Swedish Freeze

No, I’m not talking about the Swedes new practice of freeze-drying dead bodies (bodies frozen in liquid nitrogen, then broken into dust).  I’m talking about a patented move created by The Hives, a garage-rock band from Fagersta, Sweden (what an unfortunate name for a town).  At some point during the show they stop and freeze – the Swedish Freeze.

My friend Paul had tickets to their sold-out show at First Avenue last night.  I really enjoyed the opening band, The Donnas, who last played in the 7th Street Entry 10 years ago when they were 18 (never has a guitar looked so sexy).  They attracted a ridiculously wide spectrum of fans who would otherwise never be seen together in the same room.  Paul had the misfortune of getting chatted up by a 50 year-old fat guy in a wife-beater and a 93X hat.

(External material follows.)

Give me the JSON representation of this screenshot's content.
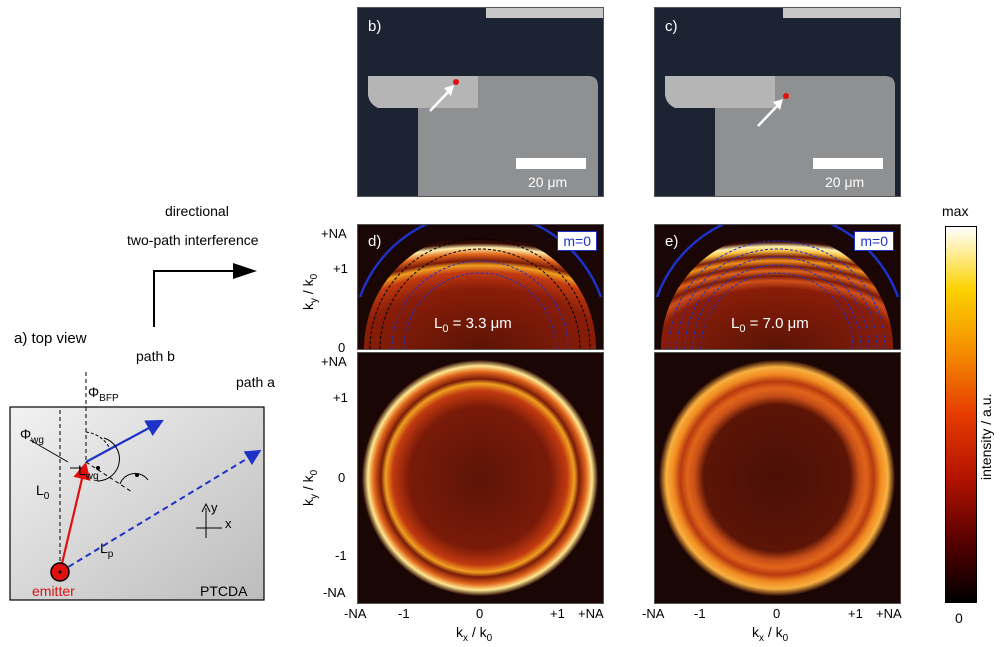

But, I had mixed feelings about The Hives.  Their gimmick is mock self-glorification.  They said, “our job is to look good, your job is to buy a ticket and make noise!”  Lead singer, Pelle Almqvist and his guitarist brother Niklas Almqvist preened around stage with Jagger-esque scissor kicks, dressed in black and white suits with white shoes.  Both Pelle and Niklas seemed to have salivary gland disorder as they were constantly spitting (at one point Niklas spat on the audience).  They pull off arrogance and condescension like only Swedes can.

Pelle, taunting the audience, said “is the weather that fucking depressing?  Come on, make some noise!”  I hate being told to clap.